I read an opinion piece on CNN today that got my heart pounding. Perhaps you saw it , too? The author posed the question “Why Must the Nation Grieve with God?” In the wake of the Newtown tragedy, I’ve seen heated debates on gun control, mental health, and violence in the media. I’ve heard it said that God didn’t protect those children because we’ve banned Him from schools. We are grieving and desperate to assign some blame in the attempt to right our wrongs. I think this search for answers is healthy and needed, however unhealthy and unnecessary the words we might choose to prove our point.
But the piece I read today came from quite a different angle and got me thinking. The author, Lawrence M. Krauss, a Canadian-American physicist and professor, asked why we have to bring God into our grieving on a national level, citing our president’s quoting of Mark 10:4 (“Let the little children come to me…”) when addressing the nation, and clergy across the country publicly stepping forward to offer words of comfort. These actions are hardly helpful to atheists and people who don’t hold Judeo-Christian beliefs, he says. I can see that. I am a Christian and found the President’s use of scripture comforting, but many people wouldn’t.
Let me cut straight to the part that really disturbed me about this opinion piece. After making his main point, which I’ve summarized above for you, Krauss goes on to ask why on earth anyone would want to pray to a God that would allow this to happen:
“Television host and former presidential candidate Mike Huckabee suggested that because we are keeping God out of schools, the Deity chose not to stop the slaughter of these young innocents. (Or, to put it more bluntly, “If you don’t invite me to the party, I will kill your kids!”) If this were remotely believable, who would want to pray to such a fickle and pompous deity?”
What disturbed me is that I’ve heard many Christians communicate this very thought, if not more gently. “Horrible things are happening because we’re systematically kicking God out of our country.”
Can I just call B.S. on this one?
As a person with a severe disability, I’ve spent many years asking God why bad things happen.

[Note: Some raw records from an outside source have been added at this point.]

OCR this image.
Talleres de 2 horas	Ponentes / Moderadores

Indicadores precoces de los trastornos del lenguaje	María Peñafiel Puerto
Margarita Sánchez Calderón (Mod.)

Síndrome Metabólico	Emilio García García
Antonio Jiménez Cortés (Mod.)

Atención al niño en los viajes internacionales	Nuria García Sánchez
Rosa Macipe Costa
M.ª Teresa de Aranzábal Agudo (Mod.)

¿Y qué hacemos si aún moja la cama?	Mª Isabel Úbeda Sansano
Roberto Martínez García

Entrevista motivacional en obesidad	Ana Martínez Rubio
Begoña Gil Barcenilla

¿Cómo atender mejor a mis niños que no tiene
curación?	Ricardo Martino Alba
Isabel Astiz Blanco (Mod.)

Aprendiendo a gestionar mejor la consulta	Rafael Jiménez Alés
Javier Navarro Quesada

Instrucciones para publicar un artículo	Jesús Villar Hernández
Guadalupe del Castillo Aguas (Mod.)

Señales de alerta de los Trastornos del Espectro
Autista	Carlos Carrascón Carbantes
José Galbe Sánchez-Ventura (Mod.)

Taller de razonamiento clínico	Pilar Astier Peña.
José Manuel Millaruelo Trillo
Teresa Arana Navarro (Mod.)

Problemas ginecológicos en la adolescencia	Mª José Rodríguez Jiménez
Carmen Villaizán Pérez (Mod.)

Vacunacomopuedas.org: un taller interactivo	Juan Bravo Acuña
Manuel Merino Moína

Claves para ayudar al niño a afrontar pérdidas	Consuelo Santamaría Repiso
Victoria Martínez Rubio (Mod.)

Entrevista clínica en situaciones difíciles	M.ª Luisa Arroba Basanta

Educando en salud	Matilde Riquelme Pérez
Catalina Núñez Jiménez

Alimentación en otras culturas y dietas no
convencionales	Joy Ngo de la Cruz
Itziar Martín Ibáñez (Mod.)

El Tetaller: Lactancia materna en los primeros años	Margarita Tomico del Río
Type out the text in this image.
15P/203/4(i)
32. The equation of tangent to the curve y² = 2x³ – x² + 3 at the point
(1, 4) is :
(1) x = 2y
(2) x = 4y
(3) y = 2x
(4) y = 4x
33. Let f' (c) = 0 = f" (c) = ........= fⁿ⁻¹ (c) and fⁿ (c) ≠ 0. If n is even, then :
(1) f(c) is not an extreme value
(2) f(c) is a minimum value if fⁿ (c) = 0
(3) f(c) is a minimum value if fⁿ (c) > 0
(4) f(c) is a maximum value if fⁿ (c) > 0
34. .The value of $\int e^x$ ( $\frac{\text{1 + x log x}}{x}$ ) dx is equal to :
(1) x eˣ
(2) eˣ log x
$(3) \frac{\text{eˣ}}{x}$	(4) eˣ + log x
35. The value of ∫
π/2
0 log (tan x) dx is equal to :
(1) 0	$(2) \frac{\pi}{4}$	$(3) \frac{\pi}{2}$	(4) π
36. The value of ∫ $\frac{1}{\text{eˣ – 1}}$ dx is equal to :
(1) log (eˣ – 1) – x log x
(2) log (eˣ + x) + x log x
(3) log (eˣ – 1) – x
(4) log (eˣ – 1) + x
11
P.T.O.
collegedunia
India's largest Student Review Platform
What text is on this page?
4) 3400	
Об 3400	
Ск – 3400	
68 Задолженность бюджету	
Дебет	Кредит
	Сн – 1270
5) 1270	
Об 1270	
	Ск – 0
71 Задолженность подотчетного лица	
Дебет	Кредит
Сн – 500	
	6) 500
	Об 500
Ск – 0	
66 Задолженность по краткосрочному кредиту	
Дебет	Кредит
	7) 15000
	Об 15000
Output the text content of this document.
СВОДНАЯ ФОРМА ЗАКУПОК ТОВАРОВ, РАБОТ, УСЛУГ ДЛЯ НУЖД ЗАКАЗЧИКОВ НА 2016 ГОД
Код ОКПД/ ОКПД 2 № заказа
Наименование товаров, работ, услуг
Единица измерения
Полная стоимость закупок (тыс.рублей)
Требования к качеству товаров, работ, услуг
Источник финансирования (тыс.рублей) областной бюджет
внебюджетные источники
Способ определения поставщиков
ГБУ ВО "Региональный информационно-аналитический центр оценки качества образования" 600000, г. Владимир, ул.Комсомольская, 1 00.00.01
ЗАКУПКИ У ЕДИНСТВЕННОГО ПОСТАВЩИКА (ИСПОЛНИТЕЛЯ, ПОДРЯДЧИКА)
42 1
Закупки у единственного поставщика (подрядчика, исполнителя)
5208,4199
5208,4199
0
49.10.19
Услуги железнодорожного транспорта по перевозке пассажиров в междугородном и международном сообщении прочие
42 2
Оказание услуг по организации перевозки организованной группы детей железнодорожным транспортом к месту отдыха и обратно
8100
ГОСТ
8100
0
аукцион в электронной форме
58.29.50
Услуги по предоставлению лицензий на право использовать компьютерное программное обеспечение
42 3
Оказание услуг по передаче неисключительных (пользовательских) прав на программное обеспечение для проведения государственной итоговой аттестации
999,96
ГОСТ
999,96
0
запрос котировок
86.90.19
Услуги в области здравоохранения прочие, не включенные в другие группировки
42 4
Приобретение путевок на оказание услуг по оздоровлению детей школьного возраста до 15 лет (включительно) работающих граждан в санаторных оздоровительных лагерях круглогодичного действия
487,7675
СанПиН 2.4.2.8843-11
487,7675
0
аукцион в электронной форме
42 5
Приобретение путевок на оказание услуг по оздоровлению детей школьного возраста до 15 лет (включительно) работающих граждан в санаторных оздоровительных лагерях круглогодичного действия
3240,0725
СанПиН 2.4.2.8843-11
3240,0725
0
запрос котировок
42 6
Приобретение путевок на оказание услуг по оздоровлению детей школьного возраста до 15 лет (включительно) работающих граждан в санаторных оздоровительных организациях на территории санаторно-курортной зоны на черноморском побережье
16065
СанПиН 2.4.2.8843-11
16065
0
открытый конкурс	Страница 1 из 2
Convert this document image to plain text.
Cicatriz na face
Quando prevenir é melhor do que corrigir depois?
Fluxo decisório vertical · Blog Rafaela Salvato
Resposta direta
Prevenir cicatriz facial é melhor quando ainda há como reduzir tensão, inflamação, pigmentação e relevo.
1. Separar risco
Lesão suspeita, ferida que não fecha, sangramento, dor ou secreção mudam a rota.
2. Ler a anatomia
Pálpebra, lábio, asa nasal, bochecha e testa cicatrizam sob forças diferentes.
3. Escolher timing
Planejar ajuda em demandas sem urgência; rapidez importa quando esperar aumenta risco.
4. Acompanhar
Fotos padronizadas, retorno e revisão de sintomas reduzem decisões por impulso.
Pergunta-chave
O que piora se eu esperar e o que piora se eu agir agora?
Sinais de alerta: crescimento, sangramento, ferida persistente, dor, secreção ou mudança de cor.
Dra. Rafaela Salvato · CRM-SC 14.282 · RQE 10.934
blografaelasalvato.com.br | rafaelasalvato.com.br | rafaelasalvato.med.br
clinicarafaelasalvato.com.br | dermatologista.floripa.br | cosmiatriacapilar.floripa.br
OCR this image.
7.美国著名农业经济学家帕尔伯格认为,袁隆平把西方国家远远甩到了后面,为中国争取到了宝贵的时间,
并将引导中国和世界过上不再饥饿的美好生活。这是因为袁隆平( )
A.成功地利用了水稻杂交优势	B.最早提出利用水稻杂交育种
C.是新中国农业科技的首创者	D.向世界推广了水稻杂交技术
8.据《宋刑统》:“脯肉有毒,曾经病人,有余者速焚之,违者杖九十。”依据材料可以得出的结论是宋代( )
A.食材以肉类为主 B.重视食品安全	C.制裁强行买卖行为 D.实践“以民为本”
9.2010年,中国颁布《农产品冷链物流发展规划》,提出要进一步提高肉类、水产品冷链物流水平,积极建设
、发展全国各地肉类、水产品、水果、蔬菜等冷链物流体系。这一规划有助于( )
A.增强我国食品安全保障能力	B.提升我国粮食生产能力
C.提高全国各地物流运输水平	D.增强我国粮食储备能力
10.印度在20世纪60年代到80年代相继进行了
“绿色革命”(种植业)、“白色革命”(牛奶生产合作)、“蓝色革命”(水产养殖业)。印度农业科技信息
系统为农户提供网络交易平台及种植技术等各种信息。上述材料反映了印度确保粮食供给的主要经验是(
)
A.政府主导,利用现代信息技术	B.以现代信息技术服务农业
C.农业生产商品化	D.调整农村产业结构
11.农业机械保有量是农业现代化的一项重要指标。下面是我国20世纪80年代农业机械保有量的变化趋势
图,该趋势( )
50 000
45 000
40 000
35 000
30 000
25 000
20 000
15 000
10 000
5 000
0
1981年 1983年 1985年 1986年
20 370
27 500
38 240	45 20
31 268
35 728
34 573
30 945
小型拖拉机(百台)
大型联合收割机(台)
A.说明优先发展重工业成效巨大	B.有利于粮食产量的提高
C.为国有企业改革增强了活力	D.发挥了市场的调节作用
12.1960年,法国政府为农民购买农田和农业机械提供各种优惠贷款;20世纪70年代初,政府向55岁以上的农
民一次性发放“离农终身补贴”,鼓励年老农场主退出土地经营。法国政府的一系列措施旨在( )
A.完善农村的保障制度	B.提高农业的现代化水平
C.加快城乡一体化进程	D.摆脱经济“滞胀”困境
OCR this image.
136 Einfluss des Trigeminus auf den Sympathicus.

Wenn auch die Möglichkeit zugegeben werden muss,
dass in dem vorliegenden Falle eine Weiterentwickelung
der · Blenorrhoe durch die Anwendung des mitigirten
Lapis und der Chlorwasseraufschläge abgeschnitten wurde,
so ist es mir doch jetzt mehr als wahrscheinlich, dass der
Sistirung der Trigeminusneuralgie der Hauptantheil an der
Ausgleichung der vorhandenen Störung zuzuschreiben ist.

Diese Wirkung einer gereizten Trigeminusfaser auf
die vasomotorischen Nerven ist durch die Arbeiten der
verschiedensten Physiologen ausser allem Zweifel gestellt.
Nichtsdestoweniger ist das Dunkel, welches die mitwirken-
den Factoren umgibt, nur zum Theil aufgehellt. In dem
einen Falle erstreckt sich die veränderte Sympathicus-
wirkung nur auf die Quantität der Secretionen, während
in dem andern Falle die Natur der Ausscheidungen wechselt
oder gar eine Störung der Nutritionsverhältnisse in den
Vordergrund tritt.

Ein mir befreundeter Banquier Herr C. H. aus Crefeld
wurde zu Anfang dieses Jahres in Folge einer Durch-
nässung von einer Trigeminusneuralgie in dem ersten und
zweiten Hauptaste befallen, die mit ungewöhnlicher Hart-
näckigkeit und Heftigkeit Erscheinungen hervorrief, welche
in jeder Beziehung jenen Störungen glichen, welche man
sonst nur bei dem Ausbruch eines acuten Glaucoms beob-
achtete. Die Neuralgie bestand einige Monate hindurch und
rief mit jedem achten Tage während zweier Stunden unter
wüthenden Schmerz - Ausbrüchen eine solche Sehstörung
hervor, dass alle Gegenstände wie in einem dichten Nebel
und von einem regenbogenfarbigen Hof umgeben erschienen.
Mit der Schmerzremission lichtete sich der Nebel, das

Why would God allow me to be so crippled? Why won’t He fix me? I’ve been angry with Him, blamed Him, begged Him for mercy, tried to find a reason — any reason — for the pain I feel.
“And the woman said to the serpent, “We may eat of the fruit of the trees in the garden, but God said, ‘You shall not eat of the fruit of the tree that is in the midst of the garden, neither shall you touch it, lest you die.’” Genesis 3
Adam and Eve didn’t drop dead that day, but they began to experience death in a broader sense for the first time. Death, the absence of the good God intended, is in our world because of sin. Eve’s. Cain’s. Mine. Yours. The world is unjust not because God is absent or because we’ve refused Him admission into particular buildings, as if we have that much power. In fact, I can’t help but think of the unjust, tortured death of a completely innocent young man 2000 years ago. God was as present as could be and the most tragic thing happened… We killed Him in cold blood. This same God was Emmanuel, “God with us,” in the middle of a government-sponsored infanticide. Sin in our world twists, perverts what once was pure. It sucks the life out of us.
But in His birth and in His death, Christ shows us that He is very much present in human pain. He is with us in the injustice, the questions, the crying out for mercy: “My God, My God, why have you forsaken me?”
He is “with us always,” as we sin, as we hurt each other, as we rage our fruitless debates, in death and in life. He mourns with us. He laughs with us. He takes every bullet, feels every betrayal, suffers every disease.
Blame whatever you want for this tragedy. Grieve how you must, but don’t accuse God of being absent when He gave everything to be with us.